Superior oxidation behavior, good electrical conductivity, and thermophysical properties of FeCr_1.2Ni_1.5Al multi-principal element alloys

Despite the FeCr_1.2Ni_xAl multi-principal element alloys (MPEAs) have been demonstrated to possess superior mechanical properties, a fundamental understanding of their thermophysical properties and high-temperature oxidation mechanisms is deficient. Hence, the objective of this study was to determine the electrical conductivity, thermophysical properties and oxidation behavior of FeCr_1.2Ni_1.5Al MPEAs. The initial eutectic microstructure consisted of a disordered BCC (A2) phases and a ordered BCC (B2) phases. The average grain size was ∼ 225μm. The electrical conductivity of FeCr_1.2Ni_1.5Al MPEAs was 1.62 × 10⁶S∕m. The DSC results showed that the FeCr_1.2Ni_1.5Al MPEAs began to melt at 1348^∘C and the liquidus temperature was 1382^∘C. The thermal conductivity increased with the rising temperature, the phonon as well as the electron contributions were assessed. The coefficients of thermal expansion increased with rising temperature, except a slight decrease at around Curie temperature. The kinetic curves of high temperature oxidation were measured at 800^∘C and 1000^∘C, respectively, and obeyed a typical parabolic form. The microstructure and chemical element distribution in different regions of the oxidized sample were analyzed.
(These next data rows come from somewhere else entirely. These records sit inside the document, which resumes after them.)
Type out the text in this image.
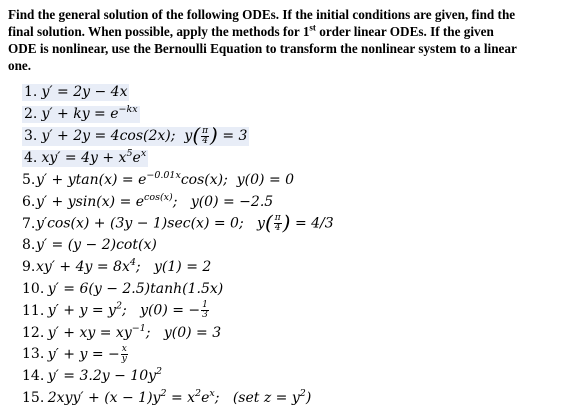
Find the general solution of the following ODEs. If the initial conditions are given, find the
final solution. When possible, apply the methods for 1st order linear ODEs. If the given
ODE is nonlinear, use the Bernoulli Equation to transform the nonlinear system to a linear
one.
1. y′ = 2y − 4x
2. y′ + ky = $e^{-kx}$
3. y′ + 2y = 4cos(2x); $y( \frac{\pi}{4}$ ) = 3
4. $xy' = 4y + x^5e^x$
5. $y' + ytan(x) = e^{-0.01x}\cos(x)$; y(0) = 0
6. $y' + ysin(x) = e^{cos(x)}$; y(0) = −2.5
7. y′cos(x) + (3y − 1)sec(x) = 0; $y( \frac{\pi}{4}$ ) = 4/3
8. y′ = (y − 2)cot(x)
9. $xy' + 4y = 8x^4$; y(1) = 2
10.
y′ = 6(y − 2.5)tanh(1.5x)
11.
$y' + y = y^2$; y(0) = − $\frac{1}{3}$
12.
y′ + xy = $xy^{-1}$; y(0) = 3
13.
y′ + y = − $\frac{x}{y}$
14.
$y' = 3.2y - 10y^2$
15.
$2xyy' + (x - 1)y^2 = x^2e^x$; (set $z = y^2$)
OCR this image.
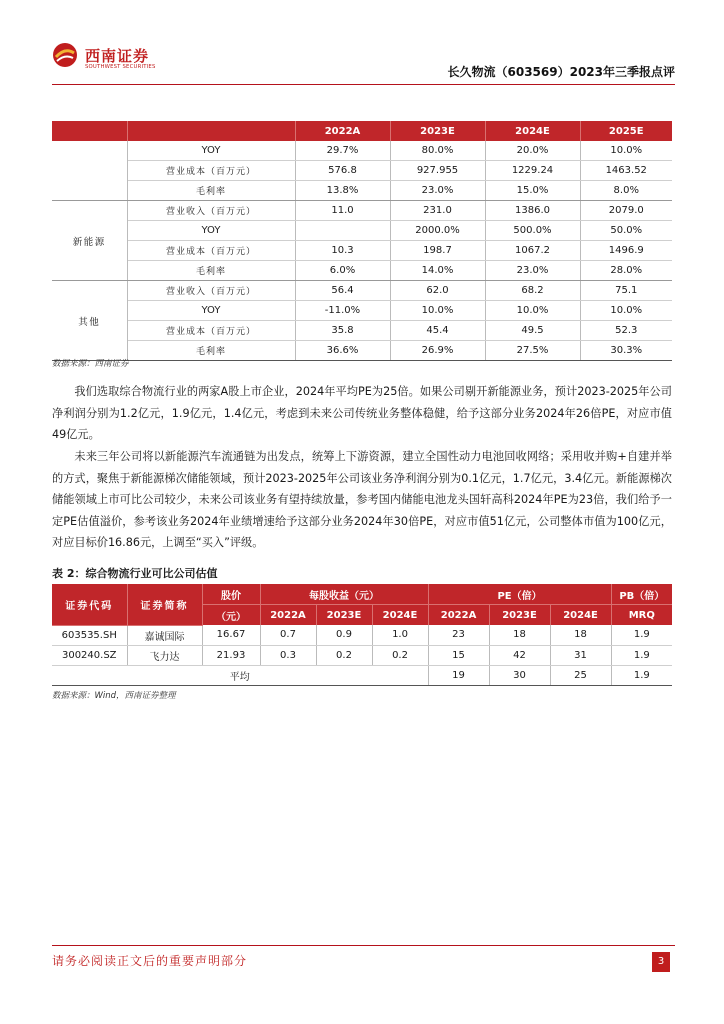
西南证券
SOUTHWEST SECURITIES	长久物流（603569）2023年三季报点评
		2022A	2023E	2024E	2025E
	YOY	29.7%	80.0%	20.0%	10.0%
	营业成本（百万元）	576.8	927.955	1229.24	1463.52
	毛利率	13.8%	23.0%	15.0%	8.0%
新能源	营业收入（百万元）	11.0	231.0	1386.0	2079.0
	YOY		2000.0%	500.0%	50.0%
	营业成本（百万元）	10.3	198.7	1067.2	1496.9
	毛利率	6.0%	14.0%	23.0%	28.0%
其他	营业收入（百万元）	56.4	62.0	68.2	75.1
	YOY	-11.0%	10.0%	10.0%	10.0%
	营业成本（百万元）	35.8	45.4	49.5	52.3
	毛利率	36.6%	26.9%	27.5%	30.3%
数据来源：西南证券

我们选取综合物流行业的两家A股上市企业，2024年平均PE为25倍。如果公司剔开新能源业务，预计2023-2025年公司净利润分别为1.2亿元，1.9亿元，1.4亿元，考虑到未来公司传统业务整体稳健，给予这部分业务2024年26倍PE，对应市值49亿元。

未来三年公司将以新能源汽车流通链为出发点，统筹上下游资源，建立全国性动力电池回收网络；采用收并购+自建并举的方式，聚焦于新能源梯次储能领域，预计2023-2025年公司该业务净利润分别为0.1亿元，1.7亿元，3.4亿元。新能源梯次储能领域上市可比公司较少，未来公司该业务有望持续放量，参考国内储能电池龙头国轩高科2024年PE为23倍，我们给予一定PE估值溢价，参考该业务2024年业绩增速给予这部分业务2024年30倍PE，对应市值51亿元，公司整体市值为100亿元，对应目标价16.86元，上调至“买入”评级。

表 2：综合物流行业可比公司估值
证券代码	证券简称	股价	每股收益（元）			PE（倍）			PB（倍）
		（元）	2022A	2023E	2024E	2022A	2023E	2024E	MRQ
603535.SH	嘉诚国际	16.67	0.7	0.9	1.0	23	18	18	1.9
300240.SZ	飞力达	21.93	0.3	0.2	0.2	15	42	31	1.9
平均						19	30	25	1.9
数据来源：Wind，西南证券整理
请务必阅读正文后的重要声明部分	3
The Cr₂O₃, Al₂O₃ and FeCr₂O₄ were the majority oxide phases at oxidation temperature of 800 ∼ 1000^∘C. The presence of Al₂O₃ and Cr₂O₃ have detrimental effects on the oxidation resistance at 800^∘C, the Cr₂O₃ and FeCr₂O₄ play a major role at 1000^∘C. CALPHAD calculations helped to explain the oxidation mechanisms. This study confirms the superior oxidation resistance of FeCr_1.2Ni_1.5Al MPEA and suggested it as a perspective candidate in high temperature applications.